Hide Forgot
Description of problem: The addition of a recovery alert element to an alert causes the alert not to fire. Removing this recovery alert allows the alert to fire again. Version-Release number of selected component (if applicable): 3.1.2 with hotfix-03 How reproducible:Always Steps to Reproduce: 1. Import and manage an EAP 5 server 2. Be sure to start the EAP 5 server in terminal window with script: bin/runs.sh -c default 3. Enable Log Events for the server 4. Create 2 Alerts Dummy Alert: -name: Dummy Alert -disabled: true Down Recovery Alert -name: Down Recovery Alert -condition: availability duration: stays down for 1 minute [-notifications: resource operation: start this resource] optional 5. Do a ctrl-c to gracefully stop the EAP 5 server (not a hard stop with kill -9). We want the shutdown logs to trigger the alert and it does after a minute or two. 6. Now start the server again with run.sh -c default 7. Change the 'Down Recovery Alert' to add a recovery alert to enable Dummy Alert 8. Do a ctrl-c to gracefully stop the EAP 5 server. 9. Observer that alert never fires 10. Optionally, take off the recovery alert and it will work again. Actual results: Alert doesn't fire now Expected results: Alert should fire with the addition of an recovery alert on it. Additional info:
I'm not sure if there is really an issue here or not. Perhaps. But also possible is an understanding issue or recovery alerting and/or alert duration conditions. Moreover, there have been some fixes put in place since 3.1.2 that could feasible affect this behavior. So, I'd suggest it be tested against RHQ 4.9 or JON 3.2 before any further investigation. Remember that when using recovery alerts the idea is that you have two alert defs that are mutually exclusively doing condition matching. The problem alert def should be initially enabled and if fired will be disabled and the recovery alert def will be active. If the recovery alert def fires it will then re-enable the problem alert def and go back to sleep until it is needed again. Availability change conditions match only when the relevant change of availability is detected. Availability duration conditions match only when the relevant change in availability is detected, and then the same availability type is set after the duration period expires. In essence it's a "goes down and stays down for X minutes" condition (if using Down avail, for example). So, in the scenario above, I would expect that if the logEvent alert def was created and enabled, and the recovery alert def was defined, then at the time of the ctrl-c the logEvent alert def should fire, be disabled automatically and the recovery alert def should enable. But, it's quite possible that before the recovery alert def is ready to condition match (especially in 3.1.2, this was sped up in 3.2) that the down availability has already been reported. In this situation the "goes down" portion of the avail duration condition will not match. Therefore the recovery alert def will not fire until perhaps the server cycled again completely. Last comment: I'm not exactly sure why there would be a log event alert def that seems to be looking for a shutdown event, and then a recovery alert def for goes down for x minutes. That seems like two defs for basically the same thing. Typically the recovery alert def would be a "goes up" condition.

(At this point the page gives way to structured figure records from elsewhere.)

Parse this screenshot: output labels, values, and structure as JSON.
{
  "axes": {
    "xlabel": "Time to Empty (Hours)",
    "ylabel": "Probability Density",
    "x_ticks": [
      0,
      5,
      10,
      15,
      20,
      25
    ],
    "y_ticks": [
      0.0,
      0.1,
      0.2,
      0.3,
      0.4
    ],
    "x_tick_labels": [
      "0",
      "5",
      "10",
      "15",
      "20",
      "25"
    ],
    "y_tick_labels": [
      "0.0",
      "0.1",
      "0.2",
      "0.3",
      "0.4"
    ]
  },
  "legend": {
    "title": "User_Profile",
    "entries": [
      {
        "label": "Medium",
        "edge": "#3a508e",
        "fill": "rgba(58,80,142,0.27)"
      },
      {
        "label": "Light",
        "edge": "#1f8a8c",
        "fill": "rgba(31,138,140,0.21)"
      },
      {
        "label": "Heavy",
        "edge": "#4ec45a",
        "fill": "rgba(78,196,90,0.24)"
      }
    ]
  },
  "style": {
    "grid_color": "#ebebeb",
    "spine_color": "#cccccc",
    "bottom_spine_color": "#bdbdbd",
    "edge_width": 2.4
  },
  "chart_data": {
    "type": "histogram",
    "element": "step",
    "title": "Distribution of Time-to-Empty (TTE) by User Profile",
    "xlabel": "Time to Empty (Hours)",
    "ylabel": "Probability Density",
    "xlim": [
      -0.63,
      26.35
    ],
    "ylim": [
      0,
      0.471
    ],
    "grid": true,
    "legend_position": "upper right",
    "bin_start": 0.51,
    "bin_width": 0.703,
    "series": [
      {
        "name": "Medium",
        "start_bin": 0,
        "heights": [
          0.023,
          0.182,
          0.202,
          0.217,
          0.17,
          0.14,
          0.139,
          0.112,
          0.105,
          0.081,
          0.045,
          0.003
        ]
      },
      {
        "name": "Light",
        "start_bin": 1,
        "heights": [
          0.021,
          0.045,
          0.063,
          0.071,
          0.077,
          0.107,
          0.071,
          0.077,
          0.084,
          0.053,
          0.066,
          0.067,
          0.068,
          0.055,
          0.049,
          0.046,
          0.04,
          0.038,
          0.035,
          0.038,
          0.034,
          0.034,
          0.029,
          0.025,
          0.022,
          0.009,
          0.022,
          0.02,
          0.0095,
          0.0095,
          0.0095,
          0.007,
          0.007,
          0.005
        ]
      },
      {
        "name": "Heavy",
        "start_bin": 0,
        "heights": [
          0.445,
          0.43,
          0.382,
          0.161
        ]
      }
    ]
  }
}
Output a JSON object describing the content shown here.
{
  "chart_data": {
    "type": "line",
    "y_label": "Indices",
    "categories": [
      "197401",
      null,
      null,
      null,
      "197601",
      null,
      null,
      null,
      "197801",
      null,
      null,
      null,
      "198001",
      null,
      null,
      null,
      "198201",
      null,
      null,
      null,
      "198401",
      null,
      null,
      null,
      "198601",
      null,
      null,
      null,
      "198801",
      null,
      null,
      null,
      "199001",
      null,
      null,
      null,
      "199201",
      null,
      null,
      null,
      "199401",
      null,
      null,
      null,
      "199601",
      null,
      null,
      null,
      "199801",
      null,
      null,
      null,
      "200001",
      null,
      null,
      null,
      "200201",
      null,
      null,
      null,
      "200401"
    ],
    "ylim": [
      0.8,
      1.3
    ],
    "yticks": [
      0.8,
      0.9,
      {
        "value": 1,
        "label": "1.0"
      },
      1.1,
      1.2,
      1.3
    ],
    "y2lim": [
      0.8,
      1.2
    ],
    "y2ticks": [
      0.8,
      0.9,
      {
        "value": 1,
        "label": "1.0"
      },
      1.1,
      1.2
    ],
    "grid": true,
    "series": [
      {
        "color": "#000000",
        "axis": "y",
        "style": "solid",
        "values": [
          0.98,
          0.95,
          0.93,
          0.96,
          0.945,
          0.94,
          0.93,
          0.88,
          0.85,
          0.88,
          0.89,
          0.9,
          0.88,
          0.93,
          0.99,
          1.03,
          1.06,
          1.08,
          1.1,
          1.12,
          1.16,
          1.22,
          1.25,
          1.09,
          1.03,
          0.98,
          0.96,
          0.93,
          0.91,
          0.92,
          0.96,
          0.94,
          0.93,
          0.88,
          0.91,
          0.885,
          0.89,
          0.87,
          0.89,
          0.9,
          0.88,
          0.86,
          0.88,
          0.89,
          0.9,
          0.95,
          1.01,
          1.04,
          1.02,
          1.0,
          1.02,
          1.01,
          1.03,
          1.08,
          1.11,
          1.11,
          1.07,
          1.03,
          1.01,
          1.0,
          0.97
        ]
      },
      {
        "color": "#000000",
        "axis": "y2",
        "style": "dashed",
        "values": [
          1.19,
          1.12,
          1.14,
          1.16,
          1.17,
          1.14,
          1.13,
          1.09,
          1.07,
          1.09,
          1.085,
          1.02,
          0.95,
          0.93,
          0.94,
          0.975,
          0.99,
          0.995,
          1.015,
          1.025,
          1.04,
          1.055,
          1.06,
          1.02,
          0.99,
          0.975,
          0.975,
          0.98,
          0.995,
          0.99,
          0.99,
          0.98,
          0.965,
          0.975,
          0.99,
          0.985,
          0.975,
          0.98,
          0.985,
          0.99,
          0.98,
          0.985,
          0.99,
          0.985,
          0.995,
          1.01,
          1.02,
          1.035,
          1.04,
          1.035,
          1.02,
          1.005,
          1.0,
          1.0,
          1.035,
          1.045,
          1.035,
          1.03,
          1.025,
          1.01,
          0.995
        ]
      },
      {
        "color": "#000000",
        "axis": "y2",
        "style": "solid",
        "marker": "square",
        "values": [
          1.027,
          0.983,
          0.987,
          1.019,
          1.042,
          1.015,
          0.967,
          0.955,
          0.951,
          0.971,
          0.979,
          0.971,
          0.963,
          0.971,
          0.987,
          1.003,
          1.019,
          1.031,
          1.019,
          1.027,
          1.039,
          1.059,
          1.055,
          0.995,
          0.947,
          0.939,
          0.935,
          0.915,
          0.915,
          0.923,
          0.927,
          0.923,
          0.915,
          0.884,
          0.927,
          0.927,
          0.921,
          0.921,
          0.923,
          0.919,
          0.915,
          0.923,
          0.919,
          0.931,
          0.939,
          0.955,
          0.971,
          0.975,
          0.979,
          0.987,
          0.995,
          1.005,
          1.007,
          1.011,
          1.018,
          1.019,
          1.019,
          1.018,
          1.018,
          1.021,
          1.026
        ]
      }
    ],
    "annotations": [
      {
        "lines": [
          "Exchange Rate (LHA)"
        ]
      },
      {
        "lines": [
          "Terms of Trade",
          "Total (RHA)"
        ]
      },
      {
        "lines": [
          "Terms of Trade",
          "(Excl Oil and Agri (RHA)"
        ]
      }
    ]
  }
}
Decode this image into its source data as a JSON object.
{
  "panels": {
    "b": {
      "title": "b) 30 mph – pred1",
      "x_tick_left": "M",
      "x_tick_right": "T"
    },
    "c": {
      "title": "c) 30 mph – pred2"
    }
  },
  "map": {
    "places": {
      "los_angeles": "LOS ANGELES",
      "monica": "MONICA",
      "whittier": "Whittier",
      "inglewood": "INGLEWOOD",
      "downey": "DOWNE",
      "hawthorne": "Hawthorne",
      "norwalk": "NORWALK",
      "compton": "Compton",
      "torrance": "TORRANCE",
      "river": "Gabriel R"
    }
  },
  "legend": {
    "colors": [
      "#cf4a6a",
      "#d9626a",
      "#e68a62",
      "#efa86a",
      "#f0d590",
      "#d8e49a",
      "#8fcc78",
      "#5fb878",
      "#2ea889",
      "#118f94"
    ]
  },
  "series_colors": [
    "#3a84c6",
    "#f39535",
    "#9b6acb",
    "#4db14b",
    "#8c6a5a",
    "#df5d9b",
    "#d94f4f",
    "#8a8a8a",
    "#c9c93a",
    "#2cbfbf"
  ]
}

I tested using the steps described by "Steps to Reproduce" in comment 0 but was unable to see any wrong behavior. It isn't clear what the log events have to do with this as the steps don't seem to describe their use. However, setting up two alert definitions and then later making one recover the other seems to work just fine. One note though, I see that in the test steps the alert to be recovered (Dummy Alert) is disabled to start. Perhaps an enable step was missing in the list but if not, then the behavior would essentially be expected. In other words, the Dummy Alert would never to evaluated because it was disabled and the recovery alert itself (Down Recovery Alert) would never be evaluated because the alert condition of the Dummy Alert never occurred and made Down Recovery Alert eligible for evaluation. If I am missing anything and closing this in error, please provide more information as it related to JBoss ON 3.2.